Biking the West Coast

By: Terry Tomalin

ADD TO FAVORITES
Find biker-friendly stops, a classic car museum and signature beach views en route from Tampa to Fort Myers.

The crowd gathers early on a Sunday morning in the parking lot of Jim's Harley Davidson, the unofficial meeting place for Florida's Gulf Coast Chapter of HOG (Harley Owners Group).

The mood is friendly - the crowd has its share of bearded bikers, but there are also doctors, lawyers and even the occasional pre-school teacher - and everybody is welcome.

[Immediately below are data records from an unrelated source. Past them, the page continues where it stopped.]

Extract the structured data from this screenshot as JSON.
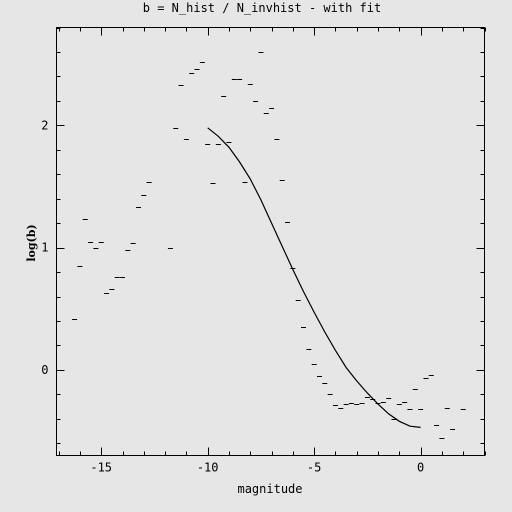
{
  "chart_data": {
    "type": "scatter",
    "title": "b = N_hist / N_invhist - with fit",
    "xlabel": "magnitude",
    "ylabel": "log(b)",
    "xlim": [
      -17.1,
      3.0
    ],
    "ylim": [
      -0.7,
      2.8
    ],
    "xticks": [
      -15,
      -10,
      -5,
      0
    ],
    "xtick_labels": [
      "-15",
      "-10",
      "-5",
      "0"
    ],
    "yticks": [
      0,
      1,
      2
    ],
    "ytick_labels": [
      "0",
      "1",
      "2"
    ],
    "grid": false,
    "series": [
      {
        "marker": "dash",
        "x": [
          -16.25,
          -16.0,
          -15.75,
          -15.5,
          -15.25,
          -15.0,
          -14.75,
          -14.5,
          -14.25,
          -14.0,
          -13.75,
          -13.5,
          -13.25,
          -13.0,
          -12.75,
          -11.75,
          -11.5,
          -11.25,
          -11.0,
          -10.75,
          -10.5,
          -10.25,
          -10.0,
          -9.75,
          -9.5,
          -9.25,
          -9.0,
          -8.75,
          -8.5,
          -8.25,
          -8.0,
          -7.75,
          -7.5,
          -7.25,
          -7.0,
          -6.75,
          -6.5,
          -6.25,
          -6.0,
          -5.75,
          -5.5,
          -5.25,
          -5.0,
          -4.75,
          -4.5,
          -4.25,
          -4.0,
          -3.75,
          -3.5,
          -3.25,
          -3.0,
          -2.75,
          -2.5,
          -2.25,
          -2.0,
          -1.75,
          -1.5,
          -1.25,
          -1.0,
          -0.75,
          -0.5,
          -0.25,
          0.0,
          0.25,
          0.5,
          0.75,
          1.0,
          1.25,
          1.5,
          2.0
        ],
        "y": [
          0.42,
          0.85,
          1.23,
          1.05,
          1.0,
          1.05,
          0.63,
          0.66,
          0.76,
          0.76,
          0.98,
          1.04,
          1.33,
          1.43,
          1.54,
          1.0,
          1.98,
          2.33,
          1.89,
          2.43,
          2.46,
          2.52,
          1.85,
          1.53,
          1.85,
          2.24,
          1.86,
          2.38,
          2.38,
          1.54,
          2.34,
          2.2,
          2.6,
          2.1,
          2.14,
          1.89,
          1.55,
          1.21,
          0.83,
          0.57,
          0.35,
          0.17,
          0.05,
          -0.05,
          -0.11,
          -0.2,
          -0.29,
          -0.31,
          -0.28,
          -0.27,
          -0.28,
          -0.27,
          -0.22,
          -0.24,
          -0.27,
          -0.26,
          -0.23,
          -0.4,
          -0.28,
          -0.26,
          -0.32,
          -0.16,
          -0.32,
          -0.07,
          -0.04,
          -0.45,
          -0.56,
          -0.31,
          -0.48,
          -0.32
        ]
      },
      {
        "marker": "line",
        "x": [
          -10.0,
          -9.5,
          -9.0,
          -8.5,
          -8.0,
          -7.5,
          -7.0,
          -6.5,
          -6.0,
          -5.5,
          -5.0,
          -4.5,
          -4.0,
          -3.5,
          -3.0,
          -2.5,
          -2.0,
          -1.5,
          -1.0,
          -0.5,
          0.0
        ],
        "y": [
          1.98,
          1.91,
          1.82,
          1.7,
          1.56,
          1.39,
          1.2,
          1.01,
          0.82,
          0.64,
          0.47,
          0.31,
          0.16,
          0.02,
          -0.09,
          -0.19,
          -0.28,
          -0.36,
          -0.42,
          -0.46,
          -0.47
        ]
      }
    ]
  }
}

With little to no rain during the winter months, plenty of sunshine and temperatures in the low 70s, Harley enthusiasts from all over the country converge on the Tampa Bay area for mornings such as this.

From here, riders can head north to Cedar Key, east through the rolling hills of Central Florida or south along the sugar sand beaches to Naples.

The destination this morning is Snook Haven Fish Camp, a biker-friendly bar and restaurant nestled in a cypress swamp on the edge of the Myakka River. Located on Venice Avenue in Venice, this little getaway is known for its grouper sandwiches, Key lime pie and quarter-pound chili dogs. You'll find bikers from all over central Florida here on a weekend, watching a NASCAR race of just kickin' back listing to a bluegrass band.


Many Detours

Getting here can be difficult - not because of traffic or bad roads - but because there are so many detours along the way. Start on the south side of the Sunshine Skyway Bridge and connect to U.S. 41.

Off U.S. 301 in Manatee County, swing by the Gamble Plantation State Historic Site, 1.5 miles west of I-75 at 3708 Patten Ave. in Ellenton. One of Florida's earliest sugar plantations, the house you'll find here was built long before air conditioning and other modern conveniences were standard. The two-foot-thick walls kept Major Gamble cool and safe from tropical storms.



After you've had your fill of history, pick up C.R. 64 and head west, toward the water. You'll pass another biker favorite - Miller's Dutch Kitch'n at 3401 14th St. W. in Bradenton.

Then follow C.R. 64 to the Gulf of Mexico and hang a hard left. Take your time - there are plenty of good pull-offs and public beaches - blue water and white sand are what Florida is all about.


Sarasota Scenery

Following C.R. 789 south along Longboat Key, you'll hit St. Armand's Circle, a great place to shop and eat lunch; then follow the John Ringling Causeway back to the mainland. If you head south on U.S. 41, you might make it to Naples by sunset. But since you're here, you might as well head north and stop by the Ringling Museum, at the intersection of U.S. 41 and University Parkway in Sarasota.

The once private collection holds art dating from ancient to contemporary times including Ringling's personal favorite, the 17th-century Baroque period. The nearby Circus Museum offers a rare look behind the scenes of "The Greatest Show on Earth."

South on U.S. 41, which is a favorite route for tourists (especially on weekends), you'll pass the Marie Selby Botanical Gardens. After a long day in the saddle, a stroll through the 20,000 plants and 6,000 orchids is guaranteed to lower the blood pressure.

Die-hard motor heads will find a good side trip in the Sarasota Classic Car Museum at the intersection of U.S. 41 and University Parkway. You'll find an ultra-rare 1956 Chevrolet ambulance as well as other cool cars.


Ingenious Inventors

If you stay on 41 through Sarasota, the road will split at Venice Groves. Follow C.R. 776 south to Englewood, then up through Port Charlotte, and back to U.S. 41 through Punta Gorda and into Fort Myers. The Edison-Ford Winter Estates, perched along the Caloosahatchee River, was a place where the famed inventor would often come to think and work.

Henry Ford, the man behind the Model T, visited Edison's Fort Myers home in 1915 and liked the area so much, he returned the following year to purchase his own home.

From here you can follow the signs to C.R. 865 and down to Estero Island, to watch the sunset at Bonito Shores. Or then again, turn around and head back toward Venice. If you can, spend the night, because you can't possibly see all there is to see along this stretch of coastline in just one day.